In this document, we will cover how considering certain datasets in the context of networks can help us understand statistical properties of the data on a more biologically meaningful level. We will use as an example dataset the list of DNA loops (chromatin interaction data) found using deeply sequenced in situ Hi-C. The published article is:

Static and Dynamic DNA Loops form AP-1-Bound Activation Hubs during Macrophage Development by Douglas Phanstiel

A preprint of the article can also be found here.

The article describes in detail the set of DNA loops which are gained and lost as a precursor monocyte differentiates into a mature macrophage. The summary of the article is below. Note in particular the highlighted sentence which discusses multi-loop hubs (or communities).

The three-dimensional arrangement of the human genome comprises a complex network of structural and regulatory chromatin loops important for coordinating changes in transcription during human development. To better understand the mechanisms underlying context-specific 3D chromatin structure and transcription during cellular differentiation, we generated comprehensive in situ Hi-C maps of DNA loops in human monocytes and differentiated macrophages. We demonstrate that dynamic looping events are regulatory rather than structural in nature and uncover widespread coordination of dynamic enhancer activity at preformed and acquired DNA loops. Enhancer-bound loop formation and enhancer activation of preformed loops together form multi-loop activation hubs at key macrophage genes. Activation hubs connect 3.4 enhancers per promoter and exhibit a strong enrichment for activator protein 1 (AP-1)-binding events, suggesting that multi-loop activation hubs involving cell-type-specific transcription factors represent an important class of regulatory chromatin structures for the spatiotemporal control of transcription.

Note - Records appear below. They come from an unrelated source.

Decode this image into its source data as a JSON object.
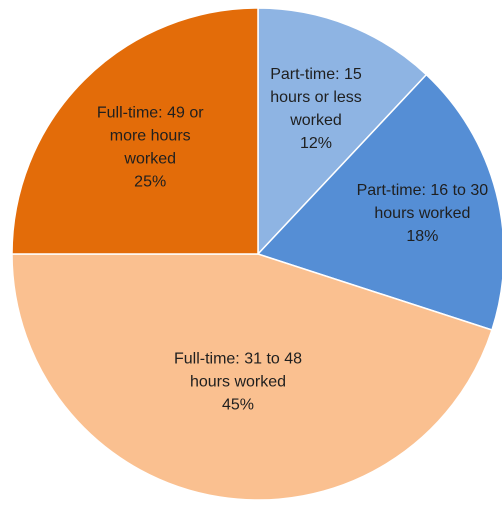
{
  "chart_data": {
    "type": "pie",
    "title": "",
    "categories": [
      "Part-time: 15 hours or less worked",
      "Part-time: 16 to 30 hours worked",
      "Full-time: 31 to 48 hours worked",
      "Full-time: 49 or more hours worked"
    ],
    "values": [
      12,
      18,
      45,
      25
    ],
    "unit": "%",
    "data_labels": [
      [
        "Part-time: 15",
        "hours or less",
        "worked",
        "12%"
      ],
      [
        "Part-time: 16 to 30",
        "hours worked",
        "18%"
      ],
      [
        "Full-time: 31 to 48",
        "hours worked",
        "45%"
      ],
      [
        "Full-time: 49 or",
        "more hours",
        "worked",
        "25%"
      ]
    ],
    "colors": [
      "#8eb4e3",
      "#558ed5",
      "#fac090",
      "#e36c09"
    ],
    "start_angle_deg": 0,
    "direction": "clockwise",
    "legend": "none"
  }
}
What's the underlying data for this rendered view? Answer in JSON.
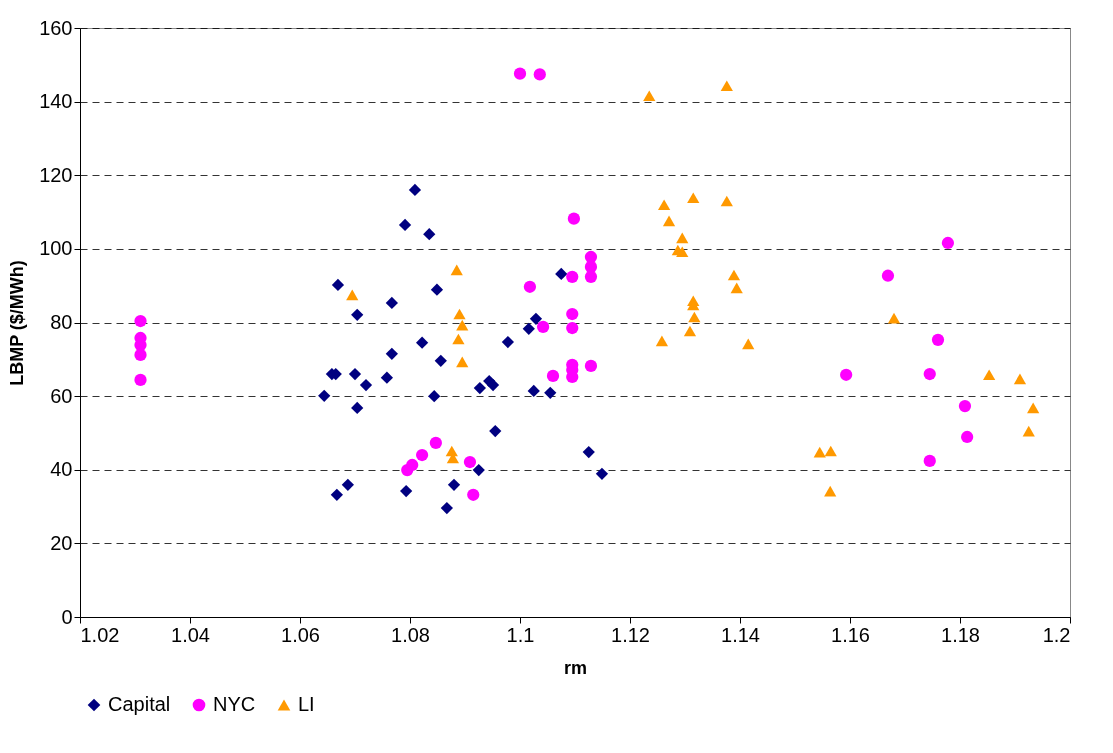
{
  "chart_data": {
    "type": "scatter",
    "xlabel": "rm",
    "ylabel": "LBMP ($/MWh)",
    "xlim": [
      1.02,
      1.2
    ],
    "xticks": [
      1.02,
      1.04,
      1.06,
      1.08,
      1.1,
      1.12,
      1.14,
      1.16,
      1.18,
      1.2
    ],
    "ylim": [
      0,
      160
    ],
    "yticks": [
      0,
      20,
      40,
      60,
      80,
      100,
      120,
      140,
      160
    ],
    "grid": "y",
    "legend": "bottom",
    "series": [
      {
        "name": "Capital",
        "color": "#000080",
        "marker": "diamond",
        "x": [
          1.0644,
          1.0658,
          1.0665,
          1.0669,
          1.0667,
          1.0687,
          1.07,
          1.0704,
          1.0704,
          1.072,
          1.0758,
          1.0767,
          1.0767,
          1.0791,
          1.0809,
          1.0835,
          1.0849,
          1.0822,
          1.0856,
          1.0844,
          1.0793,
          1.0867,
          1.088,
          1.0925,
          1.0927,
          1.0944,
          1.0951,
          1.0955,
          1.0978,
          1.1016,
          1.1029,
          1.1025,
          1.1055,
          1.1075,
          1.1125,
          1.1149
        ],
        "values": [
          60.1,
          66,
          66,
          90.2,
          33.2,
          35.9,
          66,
          82.1,
          56.8,
          63,
          65,
          71.5,
          85.3,
          106.5,
          116,
          104,
          88.9,
          74.5,
          69.6,
          60,
          34.2,
          29.6,
          35.9,
          39.9,
          62.2,
          64.1,
          63,
          50.5,
          74.7,
          78.3,
          81,
          61.4,
          60.9,
          93.2,
          44.8,
          38.9
        ]
      },
      {
        "name": "NYC",
        "color": "#ff00ff",
        "marker": "circle",
        "x": [
          1.031,
          1.031,
          1.031,
          1.031,
          1.031,
          1.0795,
          1.0804,
          1.0822,
          1.0847,
          1.0909,
          1.0915,
          1.1,
          1.1036,
          1.1018,
          1.1042,
          1.106,
          1.1095,
          1.1098,
          1.1095,
          1.1095,
          1.1095,
          1.1095,
          1.1095,
          1.1129,
          1.1129,
          1.1129,
          1.1129,
          1.1593,
          1.1669,
          1.1745,
          1.1745,
          1.176,
          1.1778,
          1.1809,
          1.1813
        ],
        "values": [
          80.4,
          75.8,
          73.9,
          71.2,
          64.4,
          39.9,
          41.3,
          44,
          47.3,
          42.1,
          33.2,
          147.6,
          147.4,
          89.7,
          78.8,
          65.5,
          92.4,
          108.2,
          82.3,
          78.5,
          68.5,
          67.1,
          65.2,
          97.8,
          95.1,
          92.4,
          68.2,
          65.8,
          92.7,
          66,
          42.4,
          75.3,
          101.6,
          57.3,
          48.9
        ]
      },
      {
        "name": "LI",
        "color": "#ff9900",
        "marker": "triangle",
        "x": [
          1.0695,
          1.0876,
          1.0878,
          1.0885,
          1.089,
          1.0888,
          1.0895,
          1.0895,
          1.1235,
          1.1258,
          1.1262,
          1.1271,
          1.1287,
          1.1295,
          1.1295,
          1.1309,
          1.1315,
          1.1315,
          1.1315,
          1.1317,
          1.1376,
          1.1376,
          1.1389,
          1.1394,
          1.1415,
          1.1545,
          1.1564,
          1.1565,
          1.168,
          1.1853,
          1.1909,
          1.1925,
          1.1933
        ],
        "values": [
          87.5,
          45.1,
          43.2,
          94.3,
          82.3,
          75.5,
          79.3,
          69.3,
          141.6,
          75,
          112,
          107.6,
          99.7,
          103,
          99.2,
          77.7,
          113.9,
          85.9,
          84.8,
          81.5,
          144.3,
          113,
          92.9,
          89.4,
          74.2,
          44.8,
          34.2,
          45.1,
          81.2,
          65.8,
          64.7,
          50.5,
          56.8
        ]
      }
    ]
  }
}
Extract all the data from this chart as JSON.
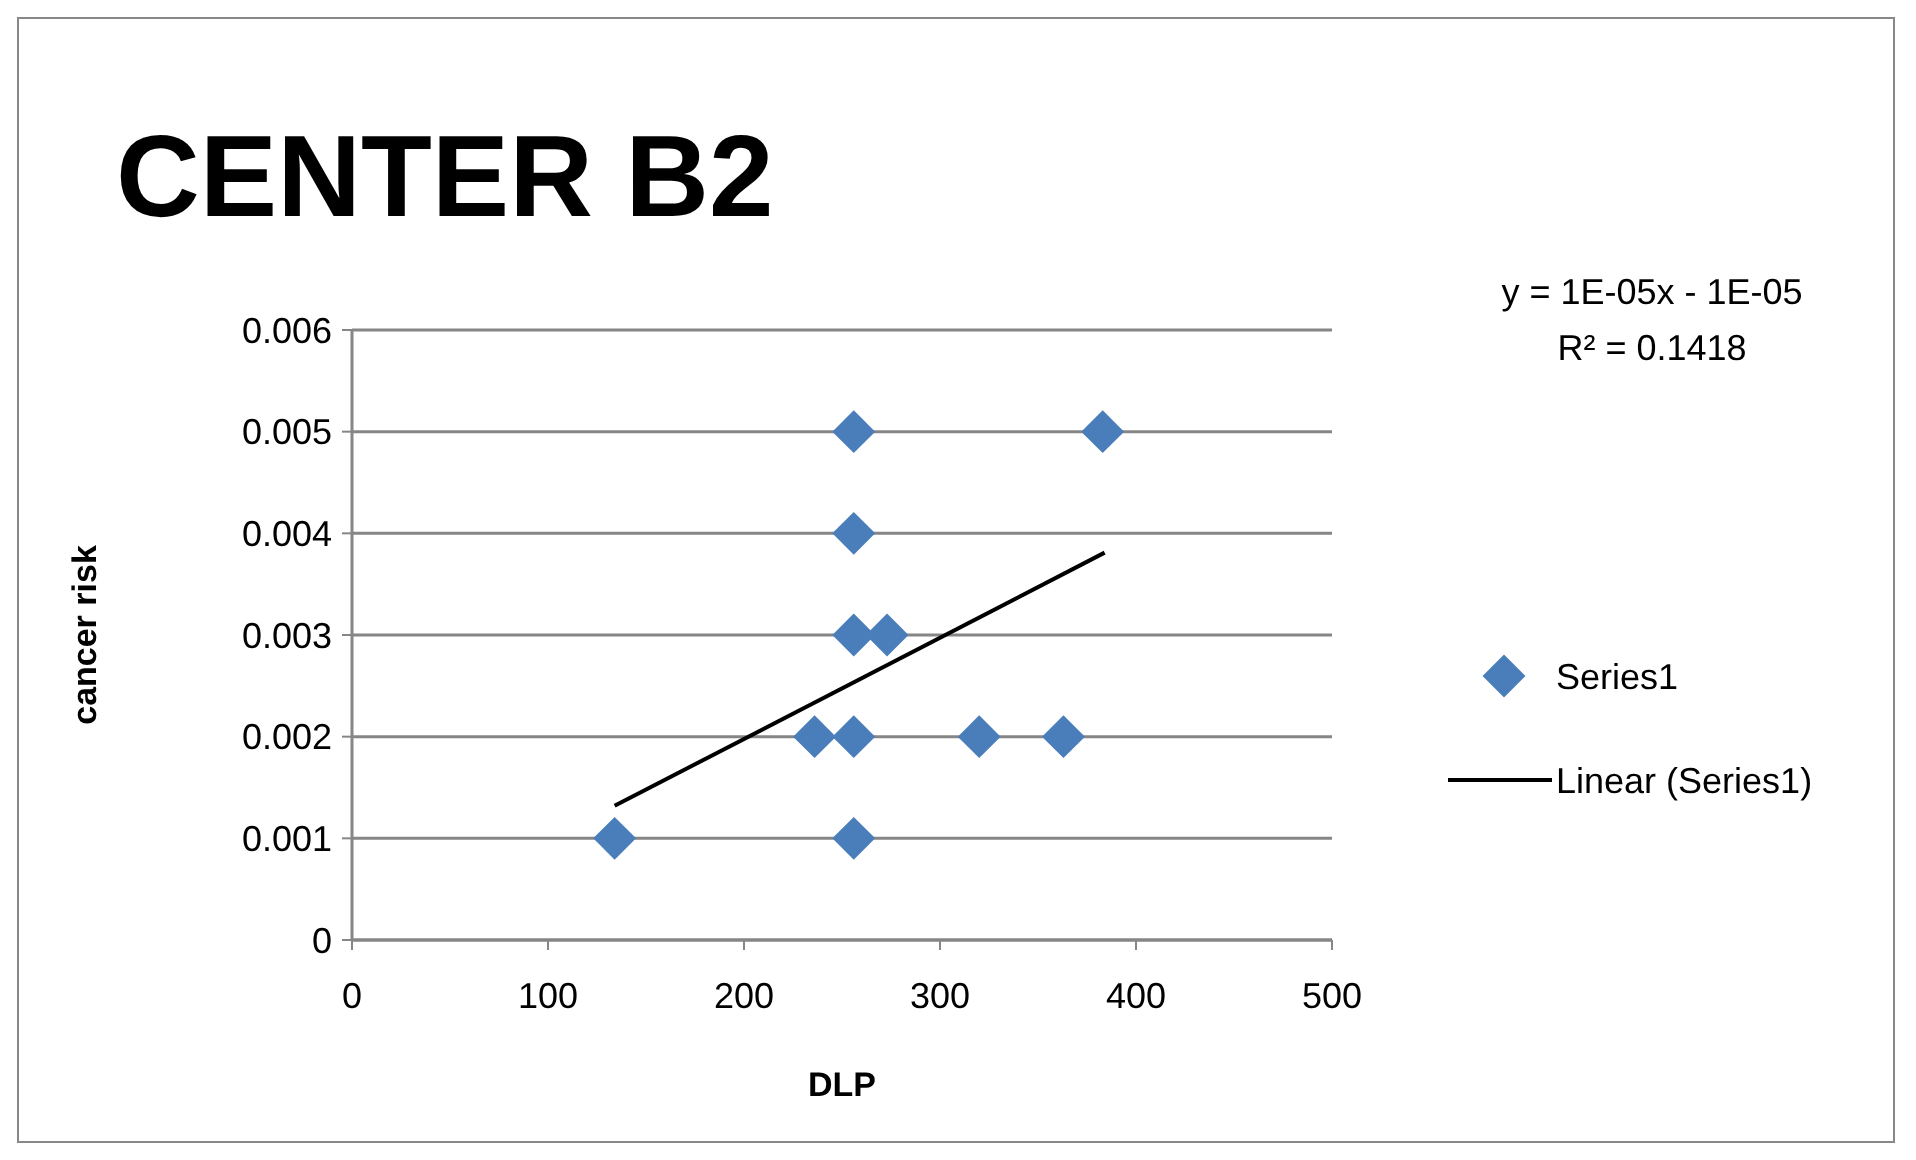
{
  "chart_data": {
    "type": "scatter",
    "title": "CENTER B2",
    "xlabel": "DLP",
    "ylabel": "cancer risk",
    "xlim": [
      0,
      500
    ],
    "xticks": [
      0,
      100,
      200,
      300,
      400,
      500
    ],
    "ylim": [
      0,
      0.006
    ],
    "yticks": [
      0,
      0.001,
      0.002,
      0.003,
      0.004,
      0.005,
      0.006
    ],
    "grid": "y",
    "legend": "right",
    "annotations": [
      "y = 1E-05x - 1E-05",
      "R² = 0.1418"
    ],
    "series": [
      {
        "name": "Series1",
        "marker": "diamond",
        "color": "#4a7ebb",
        "x": [
          134,
          256,
          236,
          256,
          320,
          363,
          256,
          273,
          256,
          256,
          383
        ],
        "values": [
          0.001,
          0.001,
          0.002,
          0.002,
          0.002,
          0.002,
          0.003,
          0.003,
          0.004,
          0.005,
          0.005
        ]
      },
      {
        "name": "Linear (Series1)",
        "type": "line",
        "color": "#000000",
        "line_style": "solid",
        "x": [
          134,
          384
        ],
        "values": [
          0.00132,
          0.00381
        ]
      }
    ]
  }
}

A DNA loop as detected by Hi-C is a link between two regions of DNA, called anchors, detected by summing up non-duplicated fragments connecting 10 kb windows and performing some statistical test for the significance of seeing so high a count. As we can see in the summary above, a key part of the analysis was to consider how multiple DNA loops might form a hub. For example, suppose we have region 1 and region 2 detected as a loop, and region 3 and region 4 detected as a loop. If region 2 overlaps region 3 in the linear genome, then we can describe a community of loops which are in proximity to each other. The authors note that, when considering each community as the unit of study, they found 3.4 enhancers per promoter for those communities which were characterized as activation hubs. We will recapitulate these analyses below (albeit in a simple manner that the methods of the paper, simplified for pedagogical purposes).

Reading in DNA loop data

To download the data for this analysis, you can either use the following code chunk which does the downloading, unzipping and moving of files from within R; or you can download the files manually from GitHub. For the latter, go to the following GitHub repo:

https://github.com/biodatascience/network_data

…click the green button to Download ZIP to your working directory. We will use the three files in this repo in this document. You will need to unzip the directory and move the three files into your working directory.

You do not need to gunzip the three files themselves, we will read them in using read_delim.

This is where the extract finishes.